In the 2000s, Steven W. Beattie was part of a vibrant and visible Canadian book reviewing community. Now, he’s among the last of the old guard “pushing the boulder up the hill,” in the words of former Globe and Mail books editor Mark Medley.

Leaning back in his chair, Beattie clapped his hands and laughed at Medley’s boulder metaphor.

Beattie’s small home office in Stratford, Ont., has him wedged between two floor-to-ceiling bookshelves: one cream-coloured and glass-paneled, another open and mahogany. Amid stacks of books on his floor, some reaching his knees, Beattie says he would “quibble” with Medley’s description.

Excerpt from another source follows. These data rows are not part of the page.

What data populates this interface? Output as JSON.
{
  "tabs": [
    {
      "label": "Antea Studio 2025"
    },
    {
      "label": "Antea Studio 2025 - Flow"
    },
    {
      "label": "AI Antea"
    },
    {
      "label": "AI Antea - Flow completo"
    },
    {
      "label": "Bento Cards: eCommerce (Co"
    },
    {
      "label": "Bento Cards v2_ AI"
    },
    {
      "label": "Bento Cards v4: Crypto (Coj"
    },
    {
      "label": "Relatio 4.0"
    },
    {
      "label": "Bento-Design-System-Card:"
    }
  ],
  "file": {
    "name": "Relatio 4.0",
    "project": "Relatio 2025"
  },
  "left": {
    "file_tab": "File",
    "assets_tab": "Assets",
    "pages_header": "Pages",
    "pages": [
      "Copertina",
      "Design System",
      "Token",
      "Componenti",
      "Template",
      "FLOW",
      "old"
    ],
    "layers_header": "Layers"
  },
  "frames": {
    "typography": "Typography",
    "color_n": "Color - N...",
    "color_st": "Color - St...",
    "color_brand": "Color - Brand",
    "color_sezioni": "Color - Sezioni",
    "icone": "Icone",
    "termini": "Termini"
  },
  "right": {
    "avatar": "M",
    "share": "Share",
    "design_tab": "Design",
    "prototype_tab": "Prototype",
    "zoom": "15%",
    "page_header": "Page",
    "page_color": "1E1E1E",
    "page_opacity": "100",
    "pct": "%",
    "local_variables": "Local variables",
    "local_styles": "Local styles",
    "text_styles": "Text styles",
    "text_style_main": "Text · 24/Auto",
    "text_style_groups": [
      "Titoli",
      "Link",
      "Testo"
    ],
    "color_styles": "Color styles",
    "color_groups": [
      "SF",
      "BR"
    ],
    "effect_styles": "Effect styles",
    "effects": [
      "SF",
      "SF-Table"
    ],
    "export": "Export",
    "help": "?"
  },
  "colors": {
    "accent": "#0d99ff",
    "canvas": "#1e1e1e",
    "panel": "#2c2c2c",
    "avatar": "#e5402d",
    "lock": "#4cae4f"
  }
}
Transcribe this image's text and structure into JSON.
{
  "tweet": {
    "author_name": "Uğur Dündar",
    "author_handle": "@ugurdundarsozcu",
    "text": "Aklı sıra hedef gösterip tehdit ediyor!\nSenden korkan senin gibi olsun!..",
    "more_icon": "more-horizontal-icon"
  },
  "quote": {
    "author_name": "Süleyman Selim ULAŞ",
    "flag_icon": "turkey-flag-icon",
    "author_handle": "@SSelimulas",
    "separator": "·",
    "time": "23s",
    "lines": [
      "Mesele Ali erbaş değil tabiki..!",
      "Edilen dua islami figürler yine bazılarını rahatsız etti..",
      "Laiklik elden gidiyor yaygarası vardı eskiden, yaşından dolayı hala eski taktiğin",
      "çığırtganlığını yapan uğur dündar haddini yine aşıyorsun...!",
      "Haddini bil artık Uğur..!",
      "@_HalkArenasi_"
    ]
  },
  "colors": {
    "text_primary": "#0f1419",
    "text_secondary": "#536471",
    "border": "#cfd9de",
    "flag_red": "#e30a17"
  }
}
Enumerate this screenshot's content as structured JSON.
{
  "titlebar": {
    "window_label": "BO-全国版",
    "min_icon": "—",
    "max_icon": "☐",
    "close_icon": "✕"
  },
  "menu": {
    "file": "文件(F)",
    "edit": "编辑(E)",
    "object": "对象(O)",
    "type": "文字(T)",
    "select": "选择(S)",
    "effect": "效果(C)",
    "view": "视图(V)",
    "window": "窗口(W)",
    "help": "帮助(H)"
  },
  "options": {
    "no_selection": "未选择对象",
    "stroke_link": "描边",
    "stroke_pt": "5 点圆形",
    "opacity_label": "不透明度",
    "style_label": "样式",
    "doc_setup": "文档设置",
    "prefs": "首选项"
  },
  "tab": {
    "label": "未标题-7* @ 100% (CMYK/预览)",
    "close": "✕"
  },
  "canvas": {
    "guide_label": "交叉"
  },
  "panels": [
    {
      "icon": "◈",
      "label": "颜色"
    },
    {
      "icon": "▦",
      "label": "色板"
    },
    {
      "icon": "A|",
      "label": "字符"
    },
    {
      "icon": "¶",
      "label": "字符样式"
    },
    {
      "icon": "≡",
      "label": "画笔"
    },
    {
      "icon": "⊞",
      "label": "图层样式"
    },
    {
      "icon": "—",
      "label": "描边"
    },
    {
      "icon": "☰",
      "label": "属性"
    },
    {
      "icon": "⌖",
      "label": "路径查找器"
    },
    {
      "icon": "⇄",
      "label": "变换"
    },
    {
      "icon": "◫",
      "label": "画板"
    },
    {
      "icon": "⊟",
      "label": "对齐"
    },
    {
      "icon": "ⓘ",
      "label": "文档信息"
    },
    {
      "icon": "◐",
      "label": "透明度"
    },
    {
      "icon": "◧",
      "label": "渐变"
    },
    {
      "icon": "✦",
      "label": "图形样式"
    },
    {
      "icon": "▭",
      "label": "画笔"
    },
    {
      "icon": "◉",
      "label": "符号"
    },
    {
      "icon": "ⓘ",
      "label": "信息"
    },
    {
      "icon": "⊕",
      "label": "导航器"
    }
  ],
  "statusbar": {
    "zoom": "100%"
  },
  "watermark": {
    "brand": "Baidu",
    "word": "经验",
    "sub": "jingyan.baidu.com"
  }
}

“I don’t see myself as somebody condemned to a life of eternal punishment. I do this by choice,” he said.

Sitting at his computer in a Stephen King Pet Sematary shirt, the 53-year-old independent critic fondly mentions a short story by King called Survivor Type. But big-name authors like King or Dan Brown will always get publicity and be visible to the public.

Beattie, though, wants to draw attention to lesser-known authors, reviewing the finest work across genres printed, edited, and published by Canadian-owned presses, like Goose Lane in Fredericton or Freehand Books in Calgary.

Beattie says the Canadian publishing community is alone in the world in supporting foreign books over its own; Canadian published books make up five per cent of domestic book sales annually.

“If there’s good work out there, it deserves someone to back it.”

As recently as the 2000s, national Canadian newspapers ran dozens of reviews in huge pullouts — the largest The Globe and Mail ran was 64 pages. Today, mainstream reviews are scarce.

Steven W. Beattie photographed by CBC on Feb. 1, 2016. Beattie was being interviewed by Radio-Canada about Quebecois published books not being sold outside the province.
caption Steven W. Beattie speaks during a 2016 interview on Radio-Canada about Quebecois-published books not being sold outside the province.
CBC

Along with a handful of old guard reviewers, hordes of review bloggers discuss Canadian literature. But Beattie says too many niche sites and a lack of professionalism among reviewers make it hard to attract readers.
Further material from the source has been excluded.